Keywords: Model Complexity, Deep Neural Network, Deep Learning
Xia Hu is currently a Ph.D. Candidate at the School of Computing Science, Simon Fraser University, Canada. Her research interests lie in deep learning, machine learning and data mining, with an emphasis on the interpretability, explainability and model complexity. She is currently focusing on exploring the explanatory representation of complex models, as well as the interpretation and analysis of internal mechanisms of network models (e.g., model complexity). She is also interested in various applications of deep learning in solving data mining problems.
Lingyang Chu is an Assistant Professor at the Department of Computing and Software at McMaster University. Before joining McMaster University, he was a principal researcher at Huawei Technologies Canada, where he led a research team focused on deep neural network interpretation, AI fairness, federated learning and big data analytics. During 2015~2018, he worked as a postdoctoral fellow at Simon Fraser University. He received the doctoral degree from the University of Chinese Academy of Sciences in 2015. His research works in large scale graph mining and interpretable AI have been published in top-tier venues. One of his works on interpretable AI was reported by a mainstream web portal of AI research in China in 2018.
Jian Pei is a Professor at the School of Computing Science and an associate member of the Department of Statistics and Actuarial Science at Simon Fraser University, Canada. His general areas include data science, big data, data mining, and database systems. His expertise is in developing effective and efficient data analysis techniques for novel data intensive applications. He is recognized as a Fellow of the Royal Society of Canada~(i.e., the national academy of Canada), the Canadian Academy of Engineering, ACM and IEEE.
Jian Pei is a productive and influential author in data mining, database systems, and information retrieval. Since 2000, he has published one textbook, two monographs, and over 200 research papers in refereed journals and conferences, which have been cited over 100,000 times in literature, and over 41,000 times in the last 5 years. His research has generated remarkable impacts substantially beyond academia. His algorithms have been adopted by industry in production and popular open-source software suites. He is responsible for several commercial systems of unprecedentedly large scale. He received many prestigious awards, such as the 2017 ACM SIGKDD Innovation Award, the 2015 ACM SIGKDD Service Award, the 2014 IEEE ICDM Research Contributions Award, a KDD Best Application Paper Award (2008), and an IEEE ICDE Influential Paper Award (2019).

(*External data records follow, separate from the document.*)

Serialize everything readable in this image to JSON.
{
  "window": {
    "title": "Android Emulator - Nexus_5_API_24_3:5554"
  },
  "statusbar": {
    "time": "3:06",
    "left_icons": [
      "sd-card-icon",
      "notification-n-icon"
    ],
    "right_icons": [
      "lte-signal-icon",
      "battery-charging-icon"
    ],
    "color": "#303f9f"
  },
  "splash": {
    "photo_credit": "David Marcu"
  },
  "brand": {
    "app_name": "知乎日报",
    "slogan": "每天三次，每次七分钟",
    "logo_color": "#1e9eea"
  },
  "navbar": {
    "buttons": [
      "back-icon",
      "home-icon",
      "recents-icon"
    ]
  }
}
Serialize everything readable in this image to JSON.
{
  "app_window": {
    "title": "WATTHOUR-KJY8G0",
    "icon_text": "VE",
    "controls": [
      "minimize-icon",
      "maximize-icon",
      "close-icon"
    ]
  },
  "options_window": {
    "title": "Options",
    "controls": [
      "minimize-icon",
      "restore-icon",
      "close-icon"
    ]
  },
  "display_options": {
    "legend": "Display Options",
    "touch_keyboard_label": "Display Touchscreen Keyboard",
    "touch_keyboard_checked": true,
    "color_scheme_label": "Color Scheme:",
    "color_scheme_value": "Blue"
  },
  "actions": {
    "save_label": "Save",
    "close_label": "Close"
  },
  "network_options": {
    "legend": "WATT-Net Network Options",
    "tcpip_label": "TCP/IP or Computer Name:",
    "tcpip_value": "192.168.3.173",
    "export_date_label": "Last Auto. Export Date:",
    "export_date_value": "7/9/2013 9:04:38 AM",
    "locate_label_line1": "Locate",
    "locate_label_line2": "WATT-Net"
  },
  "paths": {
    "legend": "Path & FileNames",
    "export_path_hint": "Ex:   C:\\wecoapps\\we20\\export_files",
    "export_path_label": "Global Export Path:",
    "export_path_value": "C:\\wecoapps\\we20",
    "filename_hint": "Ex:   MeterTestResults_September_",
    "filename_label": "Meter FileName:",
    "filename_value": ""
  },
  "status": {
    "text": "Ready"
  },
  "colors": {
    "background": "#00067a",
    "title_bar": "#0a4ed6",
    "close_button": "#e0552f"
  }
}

Jiang Bian is a Principal Researcher and Research Manager at Microsoft Research with research interests in AI for finance, AI for logistics, business AI, deep learning, multi-agent reinforcement learning, computational advertising, and a variety of machine learning applications. Prior to that, he was a senior scientist, leading the recommendation and search modeling, at Yidian Inc., a startup on content-oriented content delivery platform. He also used to work at Yahoo! Labs as a Scientist and did a lot of studies on content optimization and personalization for the Yahoo! key content modules. He has authored tens of research papers published at several well-recognized AI-related conferences with thousands of citations, such as KDD, ICDE, AAAI, NIPS and ICML. He has been served as Program Committee Member/Peer Reviewer of many influential academic conferences and journals.
Weiqing Liu is a Senior Researcher at Microsoft Research. He holds a Ph.D. degree in the Department of Computer Science from the University of Science and Technology of China. His research interests focus on data mining and machine learning. He is actively transferring research to significant real-world applications, especially to finance scenarios. Currently, one of his research focuses is on the common critical challenge of applying AI into the finance area, especially the interpretability issue of machine learning models in application scenarios. His work has led to tens of research papers in prestigious conferences, such as KDD, WWW, WSDM, AAAI and IJCAI.